1 Relatives within the second degree of relationship include a spouse as well as children, step-children, parents, step-parents, grand-children, step-grandchildren, siblings, step-siblings, grandparents, and step-grandparents. In analyzing disqualification requirements, the Committee has recognized the second degree of consanguinity as a relatively “intimate and significant family connection” (Opinion 06-111).

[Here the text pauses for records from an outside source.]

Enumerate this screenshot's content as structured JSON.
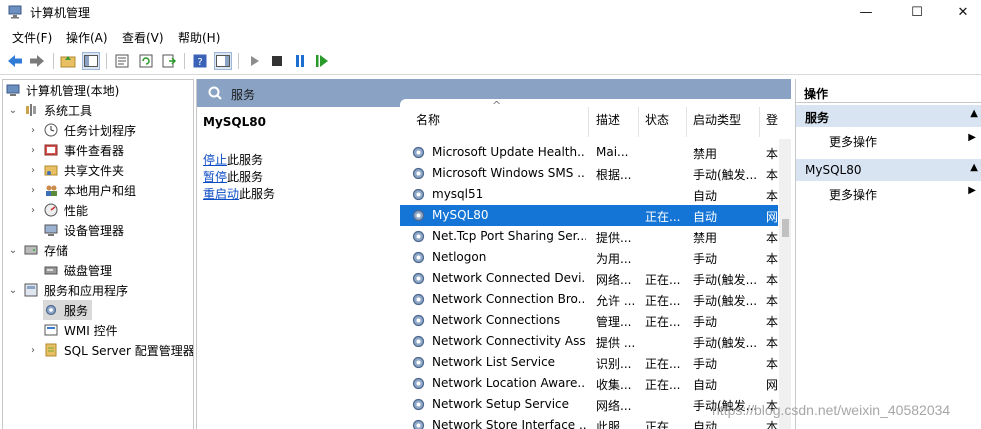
{
  "window": {
    "title": "计算机管理",
    "minimize": "—",
    "maximize": "☐",
    "close": "✕"
  },
  "menu": [
    "文件(F)",
    "操作(A)",
    "查看(V)",
    "帮助(H)"
  ],
  "tree": {
    "root": "计算机管理(本地)",
    "system_tools": "系统工具",
    "task_scheduler": "任务计划程序",
    "event_viewer": "事件查看器",
    "shared_folders": "共享文件夹",
    "local_users": "本地用户和组",
    "performance": "性能",
    "device_manager": "设备管理器",
    "storage": "存储",
    "disk_management": "磁盘管理",
    "services_apps": "服务和应用程序",
    "services": "服务",
    "wmi": "WMI 控件",
    "sql_server": "SQL Server 配置管理器"
  },
  "services_header": "服务",
  "detail": {
    "title": "MySQL80",
    "stop_link": "停止",
    "stop_suffix": "此服务",
    "pause_link": "暂停",
    "pause_suffix": "此服务",
    "restart_link": "重启动",
    "restart_suffix": "此服务"
  },
  "columns": {
    "name": "名称",
    "desc": "描述",
    "status": "状态",
    "startup": "启动类型",
    "logon": "登"
  },
  "rows": [
    {
      "name": "Microsoft Update Health...",
      "desc": "Mai...",
      "status": "",
      "startup": "禁用",
      "logon": "本"
    },
    {
      "name": "Microsoft Windows SMS ...",
      "desc": "根据...",
      "status": "",
      "startup": "手动(触发...",
      "logon": "本"
    },
    {
      "name": "mysql51",
      "desc": "",
      "status": "",
      "startup": "自动",
      "logon": "本"
    },
    {
      "name": "MySQL80",
      "desc": "",
      "status": "正在...",
      "startup": "自动",
      "logon": "网"
    },
    {
      "name": "Net.Tcp Port Sharing Ser...",
      "desc": "提供...",
      "status": "",
      "startup": "禁用",
      "logon": "本"
    },
    {
      "name": "Netlogon",
      "desc": "为用...",
      "status": "",
      "startup": "手动",
      "logon": "本"
    },
    {
      "name": "Network Connected Devi...",
      "desc": "网络...",
      "status": "正在...",
      "startup": "手动(触发...",
      "logon": "本"
    },
    {
      "name": "Network Connection Bro...",
      "desc": "允许 ...",
      "status": "正在...",
      "startup": "手动(触发...",
      "logon": "本"
    },
    {
      "name": "Network Connections",
      "desc": "管理...",
      "status": "正在...",
      "startup": "手动",
      "logon": "本"
    },
    {
      "name": "Network Connectivity Ass...",
      "desc": "提供 ...",
      "status": "",
      "startup": "手动(触发...",
      "logon": "本"
    },
    {
      "name": "Network List Service",
      "desc": "识别...",
      "status": "正在...",
      "startup": "手动",
      "logon": "本"
    },
    {
      "name": "Network Location Aware...",
      "desc": "收集...",
      "status": "正在...",
      "startup": "自动",
      "logon": "网"
    },
    {
      "name": "Network Setup Service",
      "desc": "网络...",
      "status": "",
      "startup": "手动(触发...",
      "logon": "本"
    },
    {
      "name": "Network Store Interface ...",
      "desc": "此服...",
      "status": "正在...",
      "startup": "自动",
      "logon": "本"
    }
  ],
  "actions": {
    "title": "操作",
    "group1": "服务",
    "group1_more": "更多操作",
    "group2": "MySQL80",
    "group2_more": "更多操作"
  },
  "watermark": "https://blog.csdn.net/weixin_40582034",
  "colors": {
    "selection": "#1475d6",
    "header_band": "#8aa3c4",
    "action_group": "#d9e4f3",
    "link": "#0b4dc4"
  }
}
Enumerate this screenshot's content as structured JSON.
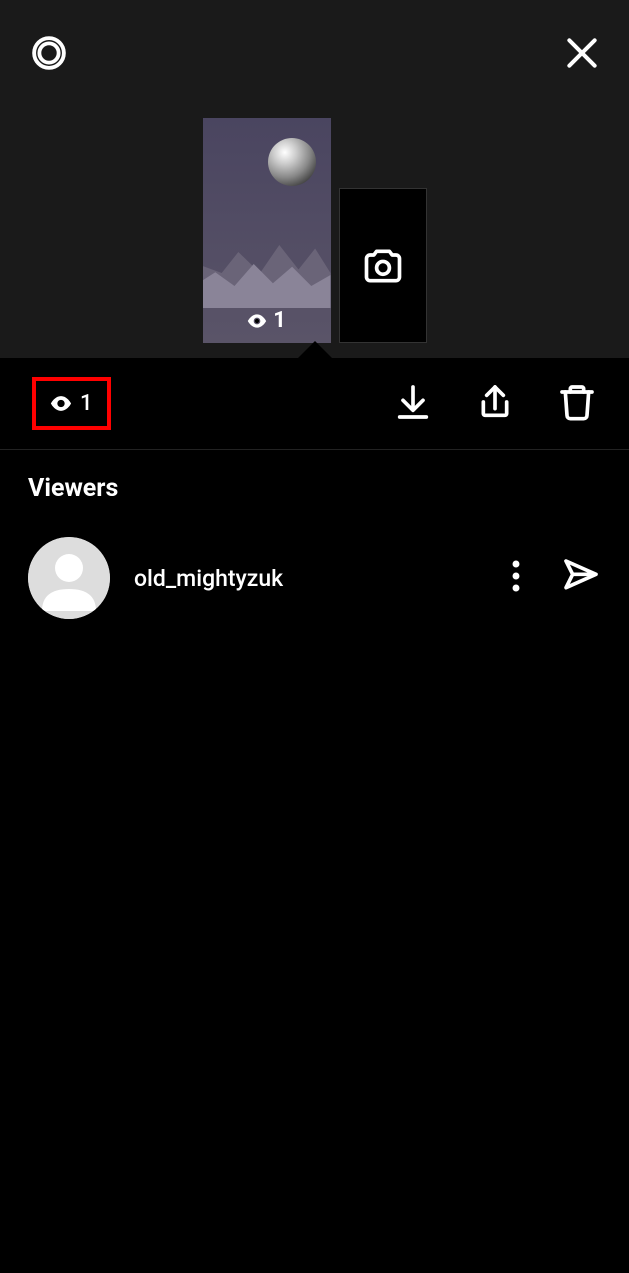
{
  "story": {
    "views_count": "1",
    "thumb_views_count": "1"
  },
  "viewers_section": {
    "title": "Viewers",
    "items": [
      {
        "username": "old_mightyzuk"
      }
    ]
  },
  "icons": {
    "settings": "settings-icon",
    "close": "close-icon",
    "eye": "eye-icon",
    "camera": "camera-icon",
    "download": "download-icon",
    "share": "share-icon",
    "trash": "trash-icon",
    "more": "more-icon",
    "send": "send-icon"
  }
}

2 The EEOC website explains: “If you plan to file a lawsuit alleging discrimination on the basis of race, color, religion, sex (including pregnancy, gender identity, and sexual orientation), national origin, age (40 or older), disability, genetic information, or retaliation, you first have to file a charge with one of our field offices... We will give you what is called a ‘Notice-of-Right-to-Sue’ [which] gives you permission to file a lawsuit in a court of law. Once you receive a Notice-of-Right-to-Sue, you must file your lawsuit within 90 days.”
3 The judge may contact the Committee for further guidance following any new developments, for example, if a large number of the former subordinates become personally involved in the discrimination claims as claimants and/or witnesses.
4 A judge may feel very strongly about assertions that his/her relative has engaged in invidious discrimination, in light of the judge’s own obligations to avoid and prohibit such conduct in his/her judicial capacity (see 22 NYCRR 100.3[B]-) and to decline membership in discriminatory organizations (see 22 NYCRR 100.2[D]).